Therapy For Migraine

Studies have shown that about 19.6% of patients taking rimegepant for migraine relieved pain after two hours, compared with 12.0% in the placebo group.

taking a pillRimegepant, a drug in a new class of treatment for migraine, relieves pain and other symptoms in patients with moderate or severe migraine pain, studies have shown in the New England Journal of Medicine (July 11, 2019).

Researchers at Albert Einstein College of Medicine in New York and Biohaven Pharmaceuticals, who produce the drug, evaluated 75 mg of placebo versus placebo in 1,186 men and women in a randomized, double-blind study.

Two hours after treatment, 19.6% of patients in the romegepant group reported that they were free from pain compared with 12.0% in the placebo group.

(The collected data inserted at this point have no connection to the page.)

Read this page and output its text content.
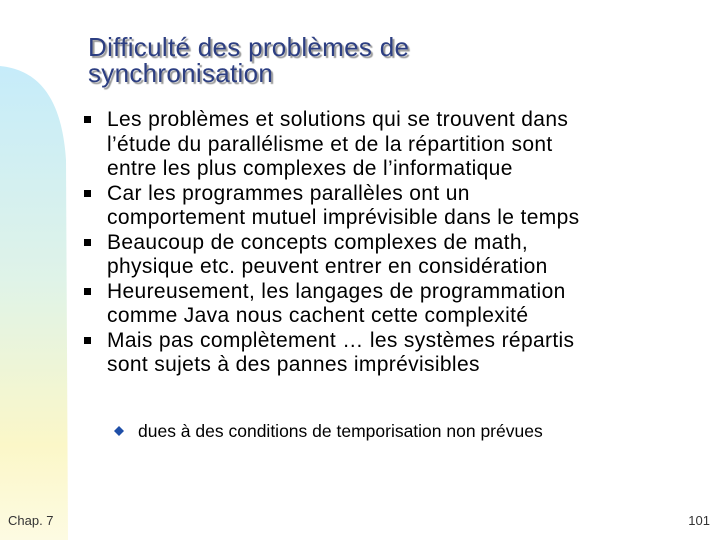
Difficulté des problèmes de
synchronisation
Les problèmes et solutions qui se trouvent dans
l’étude du parallélisme et de la répartition sont
entre les plus complexes de l’informatique
Car les programmes parallèles ont un
comportement mutuel imprévisible dans le temps
Beaucoup de concepts complexes de math,
physique etc. peuvent entrer en considération
Heureusement, les langages de programmation
comme Java nous cachent cette complexité
Mais pas complètement … les systèmes répartis
sont sujets à des pannes imprévisibles
dues à des conditions de temporisation non prévues
Chap. 7	101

Freedom from the most unpleasant symptom, such as sensitivity to light or sound, was observed in 37.6% of the patients in the romegepant group and in 25.2% in the placebo group. Rimegepant was not found to outperform placebo in terms of freedom from nausea.

Nausea and urinary tract infection were the most common side effects in each group; adverse cardiovascular effects were not observed.

“These results confirm that the mechanism of action of rimegepant – blocking the peptide pathway associated with the calcitonin gene – effectively relieves pain and its associated symptoms during acute migraine attacks,” said lead researcher Richard Lipton, neurologist at Albert Einstein College of Medicine and lead author of the study.

Rimegepant is not yet licensed in the UK.